Le cercle vertueux du bénévolat aux Restos du Cœur
Quelque 10 000 personnes accueillies par les Restos du Cœur en sont devenues bénévoles. Pour se rendre utiles, retrouver confiance et dignité, et rendre un peu de ce qu’elles ont reçu. Enquête.
Ils s’appellent Véronique, Dominique, Isabelle, Arlette, Pascal… sont retraités, pour le plus grand nombre, encore en activité, parfois en recherche d’emploi. Des problèmes de santé, une séparation, un licenciement les ont amenés, un jour, à devoir frapper à la porte des Restos du Cœur. Là, ils savaient qu’on les aiderait à remplir le frigo, le temps de passer ce mauvais cap, mais aussi à faire les bonnes démarches pour obtenir une aide sociale ou retrouver un travail. Aux Restos, on ne les appelle pas les « bénéficiaires », mais les « personnes accueillies », parce que les mots ont un sens, d’abord, pour ceux que l’on désigne.

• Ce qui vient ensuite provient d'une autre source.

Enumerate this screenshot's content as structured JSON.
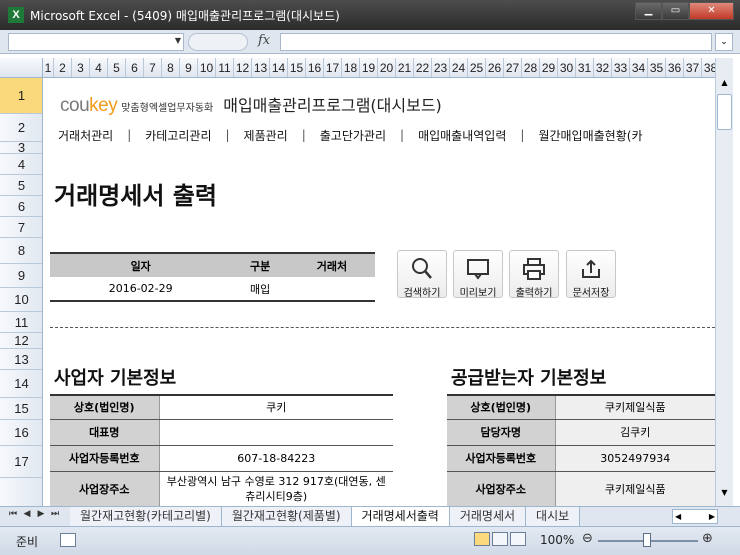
{
  "window": {
    "title": "Microsoft Excel - (5409) 매입매출관리프로그램(대시보드)",
    "app_letter": "X"
  },
  "columns": [
    "1",
    "2",
    "3",
    "4",
    "5",
    "6",
    "7",
    "8",
    "9",
    "10",
    "11",
    "12",
    "13",
    "14",
    "15",
    "16",
    "17",
    "18",
    "19",
    "20",
    "21",
    "22",
    "23",
    "24",
    "25",
    "26",
    "27",
    "28",
    "29",
    "30",
    "31",
    "32",
    "33",
    "34",
    "35",
    "36",
    "37",
    "38"
  ],
  "rows": [
    "1",
    "2",
    "3",
    "4",
    "5",
    "6",
    "7",
    "8",
    "9",
    "10",
    "11",
    "12",
    "13",
    "14",
    "15",
    "16",
    "17"
  ],
  "brand": {
    "logo_a": "cou",
    "logo_b": "key",
    "tagline": "맞춤형엑셀업무자동화",
    "program_title": "매입매출관리프로그램(대시보드)"
  },
  "nav": [
    "거래처관리",
    "카테고리관리",
    "제품관리",
    "출고단가관리",
    "매입매출내역입력",
    "월간매입매출현황(카"
  ],
  "section_title": "거래명세서 출력",
  "transaction": {
    "headers": [
      "일자",
      "구분",
      "거래처"
    ],
    "row": [
      "2016-02-29",
      "매입",
      ""
    ]
  },
  "buttons": [
    {
      "label": "검색하기",
      "icon": "search-icon"
    },
    {
      "label": "미리보기",
      "icon": "monitor-icon"
    },
    {
      "label": "출력하기",
      "icon": "printer-icon"
    },
    {
      "label": "문서저장",
      "icon": "upload-icon"
    }
  ],
  "business": {
    "title": "사업자 기본정보",
    "rows": [
      [
        "상호(법인명)",
        "쿠키"
      ],
      [
        "대표명",
        ""
      ],
      [
        "사업자등록번호",
        "607-18-84223"
      ],
      [
        "사업장주소",
        "부산광역시 남구 수영로 312 917호(대연동, 센츄리시티9층)"
      ]
    ]
  },
  "supplier": {
    "title": "공급받는자 기본정보",
    "rows": [
      [
        "상호(법인명)",
        "쿠키제일식품"
      ],
      [
        "담당자명",
        "김쿠키"
      ],
      [
        "사업자등록번호",
        "3052497934"
      ],
      [
        "사업장주소",
        "쿠키제일식품"
      ]
    ]
  },
  "sheet_tabs": [
    "월간재고현황(카테고리별)",
    "월간재고현황(제품별)",
    "거래명세서출력",
    "거래명세서",
    "대시보"
  ],
  "active_tab": "거래명세서출력",
  "status": {
    "ready": "준비",
    "zoom": "100%"
  }
}
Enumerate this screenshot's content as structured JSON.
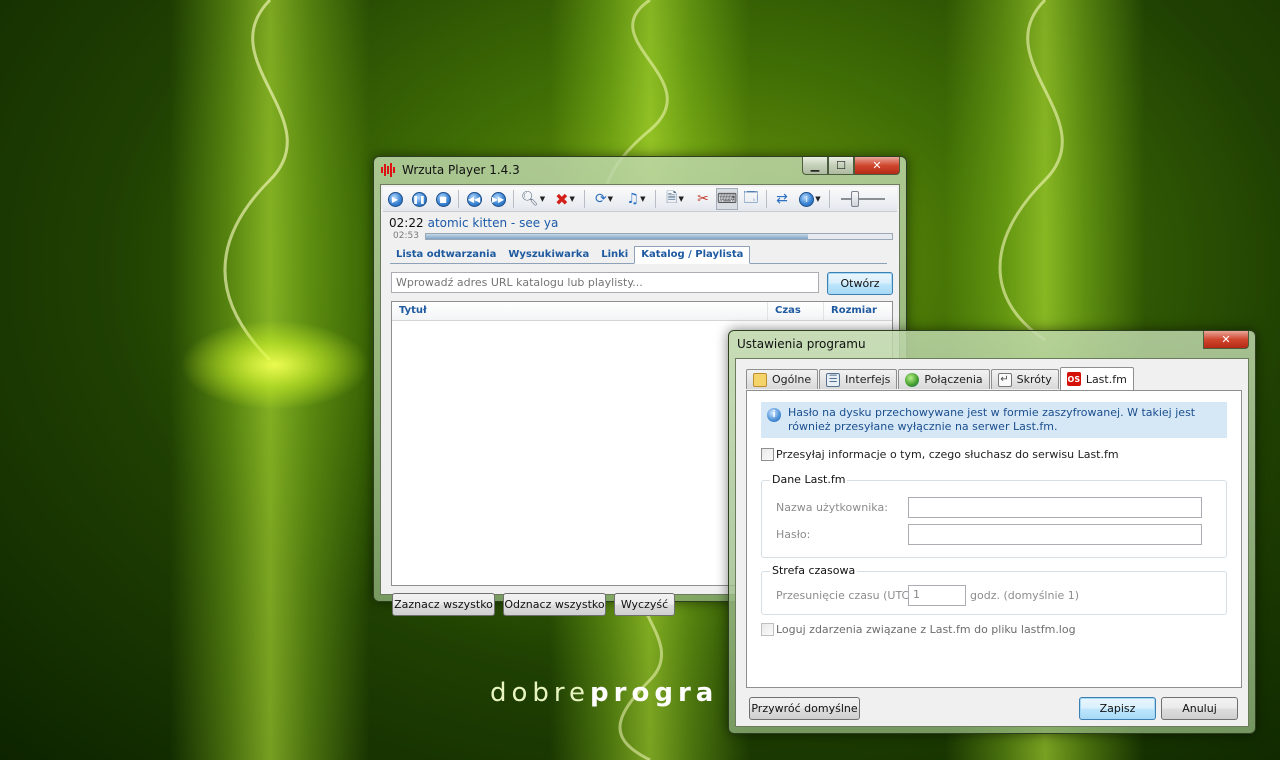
{
  "desktop": {
    "brand_light": "dobre",
    "brand_bold": "progra"
  },
  "player": {
    "title": "Wrzuta Player 1.4.3",
    "window_buttons": {
      "minimize": "▁",
      "maximize": "☐",
      "close": "✕"
    },
    "now_time": "02:22",
    "now_track": "atomic kitten - see ya",
    "total_time": "02:53",
    "progress_fraction": 0.82,
    "tabs": [
      "Lista odtwarzania",
      "Wyszukiwarka",
      "Linki",
      "Katalog / Playlista"
    ],
    "active_tab": 3,
    "url_placeholder": "Wprowadź adres URL katalogu lub playlisty...",
    "open_button": "Otwórz",
    "columns": [
      "Tytuł",
      "Czas",
      "Rozmiar"
    ],
    "buttons": {
      "select_all": "Zaznacz wszystko",
      "deselect_all": "Odznacz wszystko",
      "clear": "Wyczyść"
    }
  },
  "settings": {
    "title": "Ustawienia programu",
    "close": "✕",
    "tabs": [
      "Ogólne",
      "Interfejs",
      "Połączenia",
      "Skróty",
      "Last.fm"
    ],
    "lastfm_icon_text": "OS",
    "info_text": "Hasło na dysku przechowywane jest w formie zaszyfrowanej. W takiej jest również przesyłane wyłącznie na serwer Last.fm.",
    "scrobble_label": "Przesyłaj informacje o tym, czego słuchasz do serwisu Last.fm",
    "group_account": "Dane Last.fm",
    "username_label": "Nazwa użytkownika:",
    "password_label": "Hasło:",
    "username_value": "",
    "password_value": "",
    "group_timezone": "Strefa czasowa",
    "offset_label": "Przesunięcie czasu (UTC):",
    "offset_value": "1",
    "offset_suffix": "godz. (domyślnie 1)",
    "log_label": "Loguj zdarzenia związane z Last.fm do pliku lastfm.log",
    "buttons": {
      "restore": "Przywróć domyślne",
      "save": "Zapisz",
      "cancel": "Anuluj"
    }
  },
  "colors": {
    "accent_blue": "#1f5aa0",
    "info_bg": "#d6e8f6",
    "close_red": "#c9371e"
  }
}
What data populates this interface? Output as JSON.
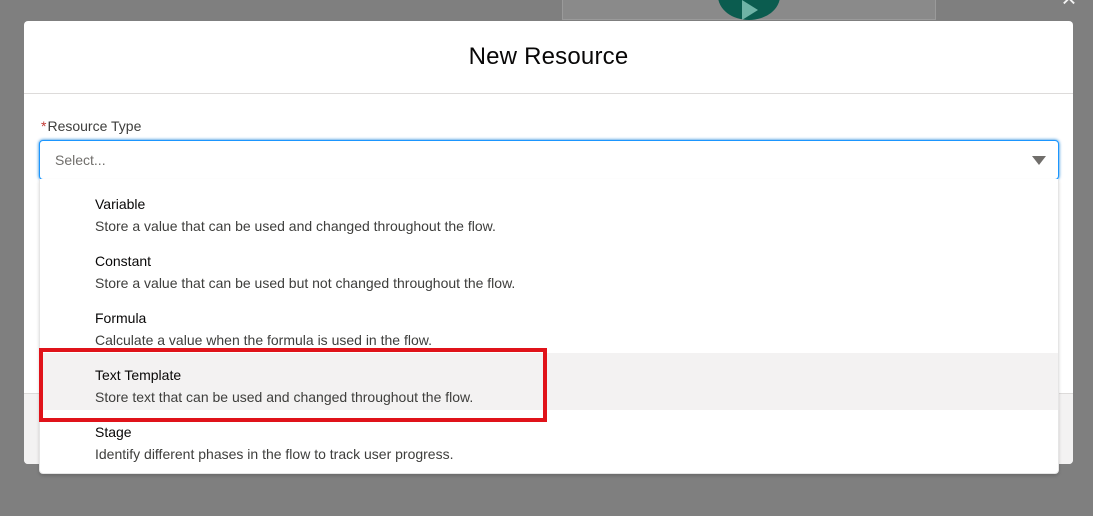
{
  "modal": {
    "title": "New Resource"
  },
  "resource_type": {
    "required_mark": "*",
    "label": "Resource Type",
    "placeholder": "Select..."
  },
  "options": [
    {
      "title": "Variable",
      "description": "Store a value that can be used and changed throughout the flow."
    },
    {
      "title": "Constant",
      "description": "Store a value that can be used but not changed throughout the flow."
    },
    {
      "title": "Formula",
      "description": "Calculate a value when the formula is used in the flow."
    },
    {
      "title": "Text Template",
      "description": "Store text that can be used and changed throughout the flow."
    },
    {
      "title": "Stage",
      "description": "Identify different phases in the flow to track user progress."
    }
  ],
  "highlighted_option": "Text Template",
  "colors": {
    "overlay": "#7f7f7f",
    "focus_border": "#1b96ff",
    "highlight": "#e0131a",
    "required": "#c23934",
    "start_node": "#0b5c4f"
  },
  "icons": {
    "close": "close-icon",
    "dropdown": "chevron-down-icon",
    "start": "play-icon"
  }
}
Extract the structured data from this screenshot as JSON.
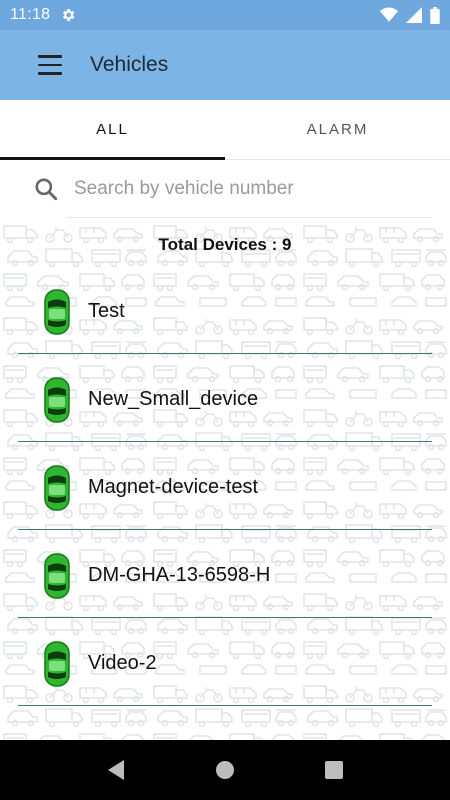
{
  "status_bar": {
    "time": "11:18",
    "icons": [
      "settings-icon",
      "wifi-icon",
      "signal-icon",
      "battery-icon"
    ]
  },
  "app_bar": {
    "title": "Vehicles",
    "menu_icon": "hamburger-menu-icon",
    "color": "#7cb4e6"
  },
  "tabs": [
    {
      "label": "ALL",
      "active": true
    },
    {
      "label": "ALARM",
      "active": false
    }
  ],
  "search": {
    "placeholder": "Search by vehicle number",
    "value": ""
  },
  "total_label": "Total Devices : 9",
  "vehicles": [
    {
      "name": "Test",
      "status_color": "#2fb52f"
    },
    {
      "name": "New_Small_device",
      "status_color": "#2fb52f"
    },
    {
      "name": "Magnet-device-test",
      "status_color": "#2fb52f"
    },
    {
      "name": "DM-GHA-13-6598-H",
      "status_color": "#2fb52f"
    },
    {
      "name": "Video-2",
      "status_color": "#2fb52f"
    }
  ],
  "nav": [
    "back-icon",
    "home-icon",
    "recents-icon"
  ]
}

Au contact des bénévoles, ils ont aussi pris conscience qu’ils pouvaient à leur tour participer aux actions de l’association, dans un centre de leur région ou à l’occasion de la Collecte nationale, organisée chaque année au mois de mars pour recueillir denrées alimentaires, produits bébés et produits d’hygiène. « J’avais envie de rendre un peu de ce qu’on m’avait donné, et comme je ne peux pas faire de don d’argent, je donne un peu de mon temps », peut-on lire dans l’étude sur le bénévolat des personnes accueillies*, réalisée en novembre dernier par l’Observatoire des Restos du Cœur avec le cabinet Koreis.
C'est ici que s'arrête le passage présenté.